Ci sono situazioni in cui occorre scegliere e non solo perché, come ricorda Nicola Abbagnano in un suo libro di mezzo secolo fa, “esistere è decidere”, ma perché la politica, che è anche arte della mediazione e del compromesso, è soprattutto scienza della decisione, tenendo presente i possibili esiti delle proprie decisioni a breve, medio e lungo termine. E se non decidiamo noi, la nostra parte politica, sono altri a decidere per noi. E non è l’economia a decidere: sono gli esseri umani, portatori di passioni, pulsioni, valori e disvalori, e soprattutto interessi. Ecco perché il “governo dei tecnici” è un imbroglio, una volta ribadito quanto già più volte ho scritto su queste pagine: con Berlusconi e Bossi avevamo al potere un cricca di malaffare, ora abbiamo un canonico “comitato d’affari della borghesia”.
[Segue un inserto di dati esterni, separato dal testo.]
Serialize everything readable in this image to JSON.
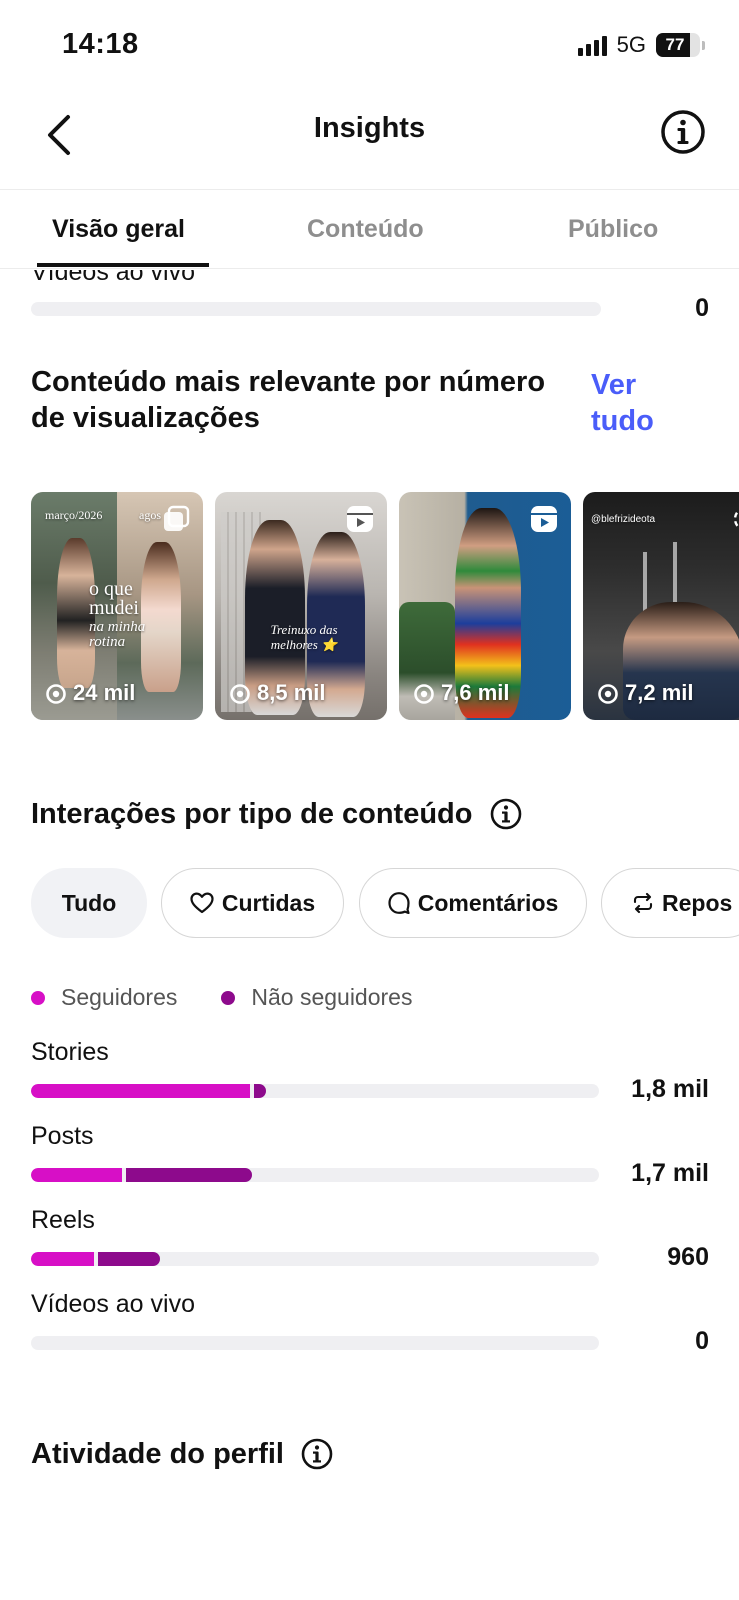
{
  "status_bar": {
    "time": "14:18",
    "network": "5G",
    "battery": "77",
    "battery_level_percent": 77
  },
  "header": {
    "title": "Insights",
    "back_icon": "chevron-left-icon",
    "info_icon": "info-circle-icon"
  },
  "tabs": [
    {
      "label": "Visão geral",
      "active": true
    },
    {
      "label": "Conteúdo",
      "active": false
    },
    {
      "label": "Público",
      "active": false
    }
  ],
  "top_row": {
    "label": "Vídeos ao vivo",
    "value": "0"
  },
  "top_content": {
    "title": "Conteúdo mais relevante por número de visualizações",
    "see_all": "Ver tudo",
    "items": [
      {
        "views": "24 mil",
        "type": "carousel",
        "caption_top_left": "março/2026",
        "caption_top_right": "agos",
        "caption_main": "o que mudei",
        "caption_sub": "na minha rotina"
      },
      {
        "views": "8,5 mil",
        "type": "reel",
        "caption_main": "Treinuxo das melhores ⭐"
      },
      {
        "views": "7,6 mil",
        "type": "reel"
      },
      {
        "views": "7,2 mil",
        "type": "reel",
        "caption_top_left": "@blefrizideota"
      }
    ]
  },
  "interactions": {
    "title": "Interações por tipo de conteúdo",
    "info_icon": "info-circle-icon",
    "chips": [
      {
        "label": "Tudo",
        "icon": "",
        "active": true
      },
      {
        "label": "Curtidas",
        "icon": "heart-icon",
        "active": false
      },
      {
        "label": "Comentários",
        "icon": "comment-icon",
        "active": false
      },
      {
        "label": "Repos",
        "icon": "repost-icon",
        "active": false
      }
    ],
    "legend": [
      {
        "label": "Seguidores",
        "color": "#d70fc6"
      },
      {
        "label": "Não seguidores",
        "color": "#8d0a8c"
      }
    ],
    "rows": [
      {
        "label": "Stories",
        "value": "1,8 mil",
        "followers_fraction": 0.385,
        "nonfollowers_fraction": 0.02
      },
      {
        "label": "Posts",
        "value": "1,7 mil",
        "followers_fraction": 0.16,
        "nonfollowers_fraction": 0.22
      },
      {
        "label": "Reels",
        "value": "960",
        "followers_fraction": 0.11,
        "nonfollowers_fraction": 0.11
      },
      {
        "label": "Vídeos ao vivo",
        "value": "0",
        "followers_fraction": 0,
        "nonfollowers_fraction": 0
      }
    ]
  },
  "profile_activity": {
    "title": "Atividade do perfil",
    "info_icon": "info-circle-icon"
  }
}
L’imbroglio nasce dall’ideologia, così diffusa in questi anni di crisi, e che si è trasformata ora in pratica politica, secondo cui l’economia sarebbe una scienza oggettiva, null’altro che la “naturale” esplicitazione della necessità delle cose, nel loro inevitabile, fatale andare. Ci hanno insomma convinto che l’economia è una scienza neutra, e come scienza non può essere che capita da scienziati e applicata da tecnici; e quindi il cittadino non può che accettare, e che quando l’economia “va bene”, siamo contenti, ma quando “va male” non possiamo che accettarne le conseguenze, su individui, famiglie, imprese. Insomma, che “non c’è nulla da fare”: bisogna pagare, oggi, per guadagnare domani, piegarsi all’imperio della Legge, ora, per potere rialzar la testa poi. E ci hanno imbottito il cervello ripetendoci che “siamo tutti nella stessa barca”. Ma c’è qualcuno che su quella barca rema, altri lavano i cessi, altri, invece, sono in coperta a godersi un daiquiri sotto la tenda che li ripara da troppo sole, mentre cianciano dei prossimi investimenti o di quanto sia diventata impossibile la vita a Portofino, dopo le incursioni della Guardia di Finanza…
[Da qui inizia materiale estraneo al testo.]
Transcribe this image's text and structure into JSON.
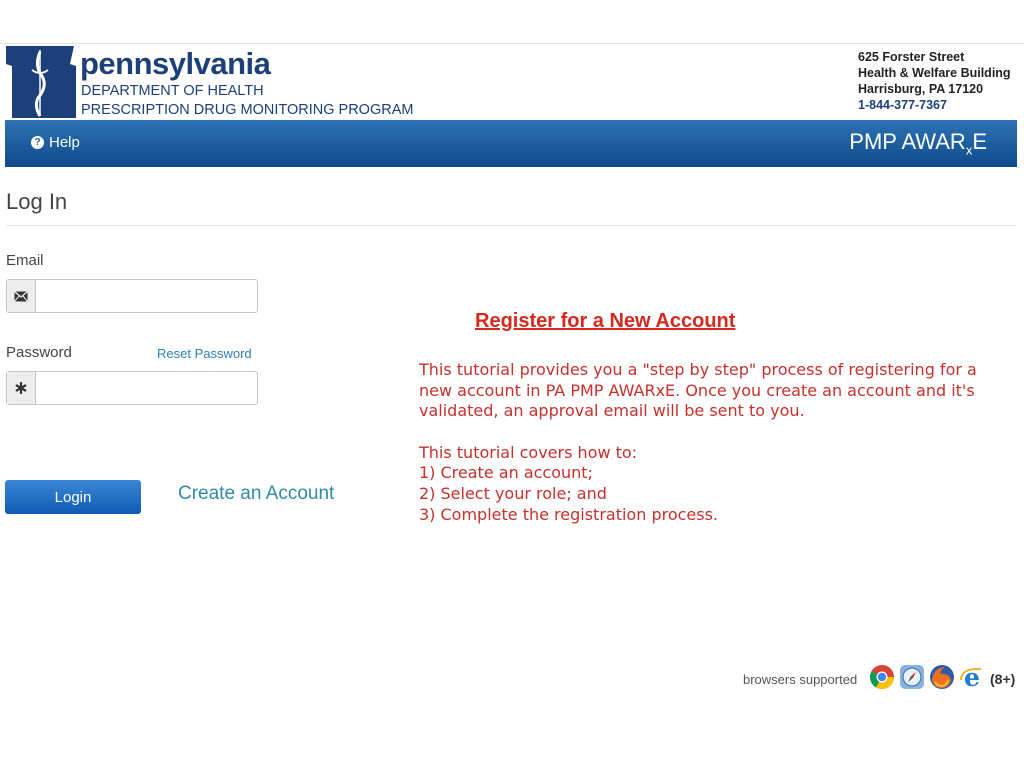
{
  "header": {
    "state_name": "pennsylvania",
    "department": "DEPARTMENT OF HEALTH",
    "program": "PRESCRIPTION DRUG MONITORING PROGRAM",
    "address": {
      "street": "625 Forster Street",
      "building": "Health & Welfare Building",
      "city": "Harrisburg, PA 17120",
      "phone": "1-844-377-7367"
    }
  },
  "navbar": {
    "help_label": "Help",
    "brand_main": "PMP AWAR",
    "brand_sub": "x",
    "brand_end": "E"
  },
  "login": {
    "title": "Log In",
    "email_label": "Email",
    "email_value": "",
    "password_label": "Password",
    "password_value": "",
    "reset_link": "Reset Password",
    "login_button": "Login",
    "create_account_link": "Create an Account"
  },
  "tutorial": {
    "title": "Register for a New Account",
    "paragraph1": "This tutorial provides you a \"step by step\" process of registering for a new account in PA PMP AWARxE. Once you create an account and it's validated, an approval email will be sent to  you.",
    "covers": "This tutorial covers how to:",
    "step1": "1) Create an account;",
    "step2": "2) Select your role; and",
    "step3": "3) Complete the registration process."
  },
  "browsers": {
    "label": "browsers supported",
    "icons": [
      "chrome-icon",
      "safari-icon",
      "firefox-icon",
      "ie-icon"
    ],
    "ie_version": "(8+)"
  },
  "colors": {
    "nav_top": "#2d73b5",
    "nav_bottom": "#0f4a8a",
    "brand_blue": "#1d3f7a",
    "tutorial_red": "#c9302b",
    "link_blue": "#2f7fb4"
  }
}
E il governo dei tecnici, il ministero dei grandi esperti, la compagine dei bocconiani e cattolici militanti, che cosa ha partorito? Aumento delle imposte e delle tasse, in particolare delle imposte indirette – le più facili e le più inique, perché colpiscono indiscriminatamente ricchi e poveri –, scelte politiche inaccettabili mascherate da necessità o ovvietà: l’acquisto di nuovi aerei militari, dai costi stratosferici, la conferma inossidabile della Tav in Val di Susa, la prosecuzione del costosissimo impegno militare in Afghanistan. E ci vogliono far credere che si tratti di decisioni obbligate!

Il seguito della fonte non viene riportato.